La première de ces représentations est évidemment la plus sombre, c’est celle qui s’impose aujourd’hui au sein des consensus. En fait, elle signifie qu’après une période de croissance (trop) forte, l’économie s’effondre et stagne durablement dans les abysses de l’atonie et de la destruction d’emplois. Le pays en question, ou la zone voire la planète entière sont alors engoncés dans un cercle pernicieux de déflation « baisse des prix, recul de l’investissement, repli de l’emploi, régression de la consommation… ».

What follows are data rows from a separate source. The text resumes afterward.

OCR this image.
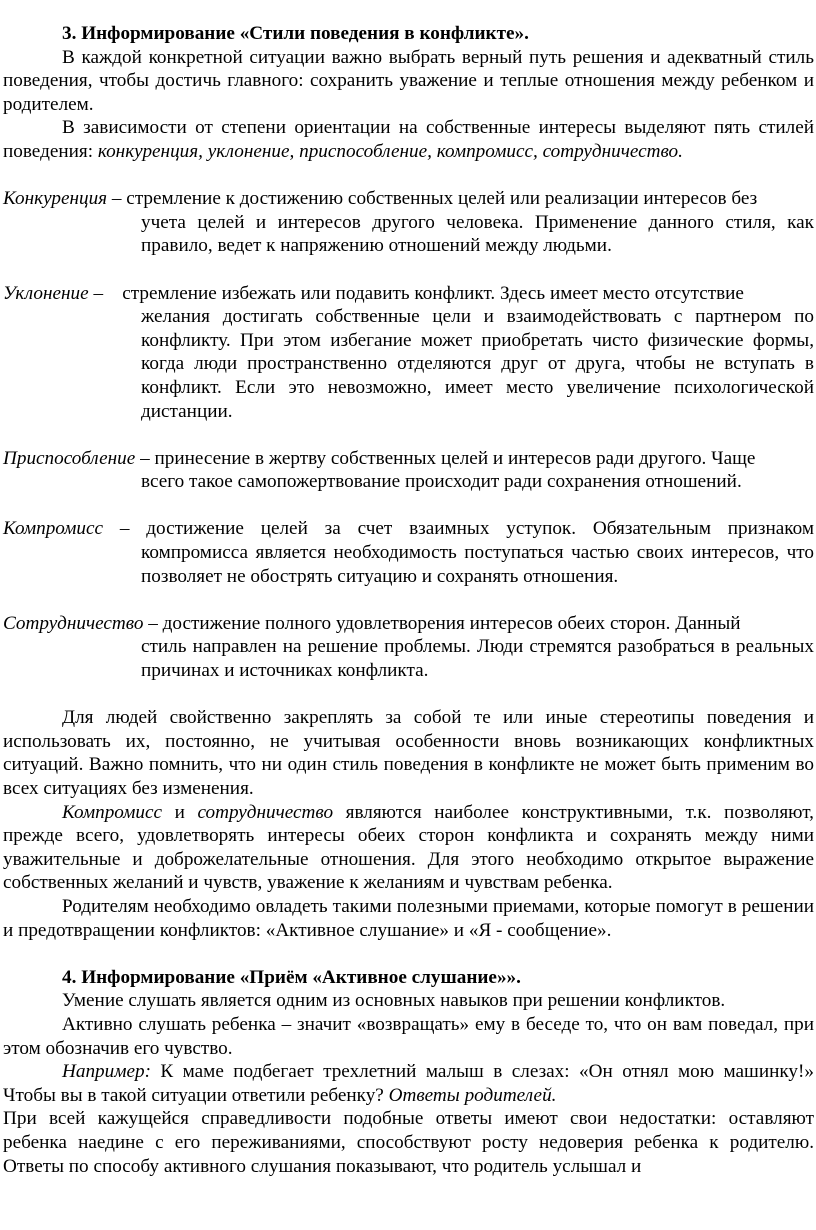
3. Информирование «Стили поведения в конфликте».

В каждой конкретной ситуации важно выбрать верный путь решения и адекватный стиль поведения, чтобы достичь главного: сохранить уважение и теплые отношения между ребенком и родителем.

В зависимости от степени ориентации на собственные интересы выделяют пять стилей поведения: конкуренция, уклонение, приспособление, компромисс, сотрудничество.

Конкуренция – стремление к достижению собственных целей или реализации интересов без
учета целей и интересов другого человека. Применение данного стиля, как правило, ведет к напряжению отношений между людьми.
Уклонение –    стремление избежать или подавить конфликт. Здесь имеет место отсутствие
желания достигать собственные цели и взаимодействовать с партнером по конфликту. При этом избегание может приобретать чисто физические формы, когда люди пространственно отделяются друг от друга, чтобы не вступать в конфликт. Если это невозможно, имеет место увеличение психологической дистанции.
Приспособление – принесение в жертву собственных целей и интересов ради другого. Чаще
всего такое самопожертвование происходит ради сохранения отношений.
Компромисс – достижение целей за счет взаимных уступок. Обязательным признаком
компромисса является необходимость поступаться частью своих интересов, что позволяет не обострять ситуацию и сохранять отношения.
Сотрудничество – достижение полного удовлетворения интересов обеих сторон. Данный
стиль направлен на решение проблемы. Люди стремятся разобраться в реальных причинах и источниках конфликта.

Для людей свойственно закреплять за собой те или иные стереотипы поведения и использовать их, постоянно, не учитывая особенности вновь возникающих конфликтных ситуаций. Важно помнить, что ни один стиль поведения в конфликте не может быть применим во всех ситуациях без изменения.

Компромисс и сотрудничество являются наиболее конструктивными, т.к. позволяют, прежде всего, удовлетворять интересы обеих сторон конфликта и сохранять между ними уважительные и доброжелательные отношения. Для этого необходимо открытое выражение собственных желаний и чувств, уважение к желаниям и чувствам ребенка.

Родителям необходимо овладеть такими полезными приемами, которые помогут в решении и предотвращении конфликтов: «Активное слушание» и «Я - сообщение».

4. Информирование «Приём «Активное слушание»».

Умение слушать является одним из основных навыков при решении конфликтов.

Активно слушать ребенка – значит «возвращать» ему в беседе то, что он вам поведал, при этом обозначив его чувство.

Например: К маме подбегает трехлетний малыш в слезах: «Он отнял мою машинку!» Чтобы вы в такой ситуации ответили ребенку? Ответы родителей.

При всей кажущейся справедливости подобные ответы имеют свои недостатки: оставляют ребенка наедине с его переживаниями, способствуют росту недоверия ребенка к родителю. Ответы по способу активного слушания показывают, что родитель услышал и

Le seul moyen de sortir de cette spirale infernale réside dans une relance forte par la demande et notamment via une croissance massive de l’investissement et une baisse conséquente des taux directeurs de la Banque centrale.

Malheureusement, il faut aussi savoir que, dans certains cas, ces solutions extrêmes restent inefficaces. C’est par exemple ce qui s’observe au Japon depuis déjà plus de quinze ans et que certains n’hésitent d’ailleurs pas à annoncer pour l’économie américaine aujourd’hui. Selon nous, tel ne sera pas le cas. Et ce pour deux raisons simples : le Japon a plongé dans la déflation et a été incapable d’en ressortir à cause du vieillissement aggravé de sa population qui vient même de se transformer en baisse de cette dernière, ainsi que par son manque de réactivité. Autrement dit, c’est parce que les autorités japonaises n’ont pas réagi assez tôt à la déflation que celle-ci est devenue une courbe en L, c’est-à-dire un marasme durable.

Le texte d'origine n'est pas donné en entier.